Three tips for unscientific purchase of raw soy sauce

Update Date: Source: Network

summary

Chairman Mao's preference for braised meat is well known, but the public is not aware that Chairman Mao does not eat soy sauce. Why doesn't the chairman eat soy sauce? It turned out that when the chairman was young, his family once opened a soy sauce workshop. At that time, soy sauce was mostly fermented by natural drying. One summer, the chairman accidentally saw some white spots in the soy sauce jar. After close observation, he found that those white spots were maggots breeding during soy sauce fermentation. Since then, the chairman has never eaten soy sauce again. Let's take a look at the following.

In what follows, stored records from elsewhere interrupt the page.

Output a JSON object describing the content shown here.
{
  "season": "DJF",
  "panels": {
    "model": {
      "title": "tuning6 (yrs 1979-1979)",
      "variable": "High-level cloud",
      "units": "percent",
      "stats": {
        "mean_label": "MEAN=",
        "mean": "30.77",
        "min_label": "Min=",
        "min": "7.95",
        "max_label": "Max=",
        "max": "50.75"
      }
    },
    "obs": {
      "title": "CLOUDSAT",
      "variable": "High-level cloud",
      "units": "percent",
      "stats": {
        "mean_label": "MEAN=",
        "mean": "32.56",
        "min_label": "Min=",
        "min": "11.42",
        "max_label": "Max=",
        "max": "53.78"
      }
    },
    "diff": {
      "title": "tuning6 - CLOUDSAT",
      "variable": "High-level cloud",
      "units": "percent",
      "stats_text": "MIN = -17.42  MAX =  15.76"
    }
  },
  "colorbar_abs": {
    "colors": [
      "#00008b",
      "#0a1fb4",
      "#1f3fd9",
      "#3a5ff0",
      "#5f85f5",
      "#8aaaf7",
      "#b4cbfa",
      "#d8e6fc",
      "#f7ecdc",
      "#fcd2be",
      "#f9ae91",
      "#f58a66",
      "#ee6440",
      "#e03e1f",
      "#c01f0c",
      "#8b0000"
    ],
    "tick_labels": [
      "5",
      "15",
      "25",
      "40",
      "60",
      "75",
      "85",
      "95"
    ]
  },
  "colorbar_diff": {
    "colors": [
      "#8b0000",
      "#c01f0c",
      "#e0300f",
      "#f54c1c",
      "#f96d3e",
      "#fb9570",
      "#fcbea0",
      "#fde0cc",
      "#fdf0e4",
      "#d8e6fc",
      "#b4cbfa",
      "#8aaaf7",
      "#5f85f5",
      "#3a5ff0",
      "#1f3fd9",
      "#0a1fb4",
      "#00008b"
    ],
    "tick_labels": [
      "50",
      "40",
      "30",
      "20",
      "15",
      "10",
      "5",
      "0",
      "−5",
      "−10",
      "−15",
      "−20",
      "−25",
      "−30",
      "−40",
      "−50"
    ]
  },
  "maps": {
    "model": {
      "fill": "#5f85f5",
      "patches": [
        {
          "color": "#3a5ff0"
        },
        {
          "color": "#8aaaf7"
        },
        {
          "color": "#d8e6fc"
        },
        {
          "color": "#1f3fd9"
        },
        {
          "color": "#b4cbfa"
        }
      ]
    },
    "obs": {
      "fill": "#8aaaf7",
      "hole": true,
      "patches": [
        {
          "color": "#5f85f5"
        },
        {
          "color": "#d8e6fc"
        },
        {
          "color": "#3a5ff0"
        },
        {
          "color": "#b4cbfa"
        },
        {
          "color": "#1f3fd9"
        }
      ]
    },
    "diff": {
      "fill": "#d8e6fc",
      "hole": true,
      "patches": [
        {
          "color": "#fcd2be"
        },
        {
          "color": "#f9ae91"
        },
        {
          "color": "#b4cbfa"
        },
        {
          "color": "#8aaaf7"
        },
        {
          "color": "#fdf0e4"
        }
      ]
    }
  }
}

Three tips for unscientific purchase of raw soy sauce

First, there is no scientific basis to say that soy sauce is carcinogenic, which means that the caramel pigment in soy sauce contains 4-methylimide. At present, there is no evidence that soy sauce 4-methylimide is a human carcinogen. Moreover, not all soy sauce contains 4-methylimide. Even if 4-methylimidazole is a human carcinogen and the soy sauce we eat contains 4-methylimidazole, whether it can cause cancer depends on the content and consumption. Aflatoxin is a certain human carcinogen. We do not think that as long as we eat aflatoxin, we will cause cancer. Instead, we have formulated the limit standard of aflatoxin.

Second, any biological effect, including good therapeutic effect and bad harmful effect, cannot be separated from intake. Can not ignore the amount of consumption, simply eating raw soy sauce will cause cancer. If it's really carcinogenic, it's the same if you eat it raw or cooked. As a kind of food additive, caramel pigment should be added in strict accordance with the national standard. The formulation of food additive standard is: the maximum possible consumption of people, under this standard, the intake should be lower than the daily allowable intake (ADI). That is to say, under this standard, even if long-term and large-scale consumption, there will be no observable harm. Therefore, although soy sauce is a necessary condiment for people every day, it is not widely used. There is no need to worry about whether soy sauce is carcinogenic or not. If there is a certain worry, when buying soy sauce, choose the brewing soy sauce of big brand as far as possible.

Third: the core quality of soy sauce depends on an index called "amino acid nitrogen". Generally speaking, the higher the value is, the more delicious the product is and the better the quality is. According to the national standard, this index must be indicated on the label of soy sauce products. The lowest amino acid nitrogen of qualified soy sauce should not be less than 0.4 g / 100 ml, that of special soy sauce can reach 0.8 g / 100 ml, and that of some soy sauce can even reach 1.2 g / 100 ml.

matters needing attention

According to the national standard, the label of soy sauce products should indicate whether it is "brewed" soy sauce or "prepared" soy sauce. The former is made from fermented soybean products, containing amino acids, potassium, vitamin B1, vitamin B2 and other nutrients; the latter is made from "hydrolyzed protein liquid" seasoning, and sometimes mixed with some brewing soy sauce. This method is fast and low cost, but the soy sauce produced is of poor quality, low nutrition, and may contain trace toxic substance "Trichloropropane" Alcohol.